Can you tell me a story about a time when a connection with someone had a big impact on you?
Salesforce Child: Unfortunately I have never had a connection with another human being. 

What qualities do you find most important in the people you choose to spend time with?
Salesforce Child: It’s important that they don’t challenge my authority in any way, or push back on anything I say, as I’ll start crying immediately. 

What motivates you?
Salesforce Child: Fear and greed!

How would you describe a perfect day?
Salesforce Child: I am taken to the top of the Salesforce tower. I barricade myself in the tower and spray the security guards who would presumably try to remove me in the eyes with a fire extinguisher. I start hurling office chairs out the window and watch them explode on the ground below. All of the employees are trapped in there with me and as the sun goes down strange things start happening.

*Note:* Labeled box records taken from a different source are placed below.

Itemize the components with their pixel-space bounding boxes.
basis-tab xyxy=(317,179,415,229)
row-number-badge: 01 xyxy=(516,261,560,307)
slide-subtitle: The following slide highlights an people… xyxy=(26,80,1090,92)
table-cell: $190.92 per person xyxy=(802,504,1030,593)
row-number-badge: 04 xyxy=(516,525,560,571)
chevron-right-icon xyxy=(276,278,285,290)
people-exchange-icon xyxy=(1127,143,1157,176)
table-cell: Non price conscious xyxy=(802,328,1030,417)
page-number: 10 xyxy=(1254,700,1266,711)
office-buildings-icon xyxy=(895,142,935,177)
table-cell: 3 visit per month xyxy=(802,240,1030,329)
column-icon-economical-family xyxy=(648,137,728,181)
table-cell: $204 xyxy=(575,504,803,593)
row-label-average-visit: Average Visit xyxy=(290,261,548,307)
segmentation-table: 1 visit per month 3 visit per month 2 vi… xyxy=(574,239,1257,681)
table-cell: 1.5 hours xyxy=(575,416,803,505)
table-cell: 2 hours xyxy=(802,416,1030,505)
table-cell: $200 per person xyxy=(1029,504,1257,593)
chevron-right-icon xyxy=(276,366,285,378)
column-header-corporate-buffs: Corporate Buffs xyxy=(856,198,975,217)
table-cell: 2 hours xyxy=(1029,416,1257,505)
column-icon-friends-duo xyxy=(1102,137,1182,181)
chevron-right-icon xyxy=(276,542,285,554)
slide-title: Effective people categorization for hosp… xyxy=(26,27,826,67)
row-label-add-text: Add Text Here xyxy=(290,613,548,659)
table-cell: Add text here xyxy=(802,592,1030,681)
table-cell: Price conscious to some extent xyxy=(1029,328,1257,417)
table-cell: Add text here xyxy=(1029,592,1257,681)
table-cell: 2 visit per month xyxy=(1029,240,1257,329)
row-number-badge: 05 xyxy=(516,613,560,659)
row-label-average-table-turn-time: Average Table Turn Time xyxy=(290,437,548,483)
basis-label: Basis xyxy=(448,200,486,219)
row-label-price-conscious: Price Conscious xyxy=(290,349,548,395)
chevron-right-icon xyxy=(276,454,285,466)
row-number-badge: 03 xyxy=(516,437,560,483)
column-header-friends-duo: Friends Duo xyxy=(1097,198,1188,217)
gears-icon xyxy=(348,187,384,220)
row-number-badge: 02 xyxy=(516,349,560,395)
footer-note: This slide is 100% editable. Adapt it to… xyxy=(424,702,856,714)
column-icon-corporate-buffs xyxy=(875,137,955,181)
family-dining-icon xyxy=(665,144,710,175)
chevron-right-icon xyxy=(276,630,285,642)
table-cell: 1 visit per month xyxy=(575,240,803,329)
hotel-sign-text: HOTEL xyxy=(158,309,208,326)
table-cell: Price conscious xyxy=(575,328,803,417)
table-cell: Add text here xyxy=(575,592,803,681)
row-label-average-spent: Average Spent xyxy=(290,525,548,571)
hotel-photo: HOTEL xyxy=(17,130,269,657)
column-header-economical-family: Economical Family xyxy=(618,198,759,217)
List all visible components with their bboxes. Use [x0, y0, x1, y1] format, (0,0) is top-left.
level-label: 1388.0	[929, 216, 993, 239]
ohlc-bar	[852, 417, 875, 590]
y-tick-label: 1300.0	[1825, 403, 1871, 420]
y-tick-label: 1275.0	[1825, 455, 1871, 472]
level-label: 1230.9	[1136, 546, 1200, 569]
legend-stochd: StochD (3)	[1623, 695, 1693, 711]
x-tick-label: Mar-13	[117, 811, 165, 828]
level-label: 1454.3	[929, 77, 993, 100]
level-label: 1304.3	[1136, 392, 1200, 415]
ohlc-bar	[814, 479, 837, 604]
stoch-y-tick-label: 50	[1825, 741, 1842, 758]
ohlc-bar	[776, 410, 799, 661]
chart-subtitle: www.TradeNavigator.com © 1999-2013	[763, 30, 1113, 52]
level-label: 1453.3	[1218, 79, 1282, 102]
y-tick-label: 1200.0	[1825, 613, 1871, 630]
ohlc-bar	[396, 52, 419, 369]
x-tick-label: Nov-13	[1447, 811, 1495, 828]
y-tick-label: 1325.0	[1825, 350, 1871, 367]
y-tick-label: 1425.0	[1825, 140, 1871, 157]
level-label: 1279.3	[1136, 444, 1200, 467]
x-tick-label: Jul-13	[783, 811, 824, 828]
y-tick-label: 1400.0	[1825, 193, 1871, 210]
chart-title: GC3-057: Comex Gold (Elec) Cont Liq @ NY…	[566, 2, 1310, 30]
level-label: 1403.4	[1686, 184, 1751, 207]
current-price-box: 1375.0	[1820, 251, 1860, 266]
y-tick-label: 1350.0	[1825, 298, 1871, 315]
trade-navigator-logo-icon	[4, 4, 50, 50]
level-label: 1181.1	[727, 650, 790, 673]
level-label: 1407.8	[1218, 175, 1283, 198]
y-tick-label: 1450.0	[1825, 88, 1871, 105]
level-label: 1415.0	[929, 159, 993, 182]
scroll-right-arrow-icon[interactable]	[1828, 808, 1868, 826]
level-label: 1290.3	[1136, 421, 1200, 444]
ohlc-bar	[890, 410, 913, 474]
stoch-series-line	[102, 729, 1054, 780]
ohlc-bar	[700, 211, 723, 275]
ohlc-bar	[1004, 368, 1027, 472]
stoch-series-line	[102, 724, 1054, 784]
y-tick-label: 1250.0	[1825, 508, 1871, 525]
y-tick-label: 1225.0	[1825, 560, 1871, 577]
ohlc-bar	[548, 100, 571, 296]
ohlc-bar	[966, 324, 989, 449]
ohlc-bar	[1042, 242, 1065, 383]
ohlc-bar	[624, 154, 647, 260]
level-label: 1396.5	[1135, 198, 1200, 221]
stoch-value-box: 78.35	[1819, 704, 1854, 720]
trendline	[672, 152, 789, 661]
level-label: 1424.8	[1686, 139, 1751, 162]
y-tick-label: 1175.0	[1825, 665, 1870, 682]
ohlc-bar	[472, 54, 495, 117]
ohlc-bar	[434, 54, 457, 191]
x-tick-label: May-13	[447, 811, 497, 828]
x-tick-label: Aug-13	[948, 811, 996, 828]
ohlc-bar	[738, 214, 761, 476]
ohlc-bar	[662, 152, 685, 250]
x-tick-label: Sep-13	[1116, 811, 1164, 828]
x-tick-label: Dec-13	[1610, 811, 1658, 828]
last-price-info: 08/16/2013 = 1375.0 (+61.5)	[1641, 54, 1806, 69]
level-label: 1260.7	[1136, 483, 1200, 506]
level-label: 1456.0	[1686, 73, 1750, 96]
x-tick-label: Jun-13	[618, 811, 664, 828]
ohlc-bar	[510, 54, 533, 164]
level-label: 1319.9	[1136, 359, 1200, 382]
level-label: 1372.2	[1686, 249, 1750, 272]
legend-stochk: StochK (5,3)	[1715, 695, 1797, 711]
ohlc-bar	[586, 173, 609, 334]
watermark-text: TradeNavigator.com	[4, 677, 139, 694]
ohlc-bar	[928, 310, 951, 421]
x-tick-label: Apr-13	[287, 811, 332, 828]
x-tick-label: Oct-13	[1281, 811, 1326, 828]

Alright SFC, I always ask these two questions at the end of an interview. The first is. What’s your favorite movie(s) and why?
Salesforce Child: The movie that I have seen the most times in my life is definitely Oceans Eleven as I watch this when I am sick or feeling bad in any way. I watch Oceans Eleven probably multiple times a year. I like to watch it because it is the most movie movie ever made and it’s relaxing atmosphere as everything goes according to plan. Does that make it my favourite movie? I don’t know. I forget what my real favourite movie is, you would probably get a different answer every day.

The second is. What song(s) are you currently listening to the most right now?
Salesforce Child: All of Slayyters WGIA which I have listened to in full almost every day since it came out and also all of the new Boards of Canada album which I have listened to every day since it came out as well.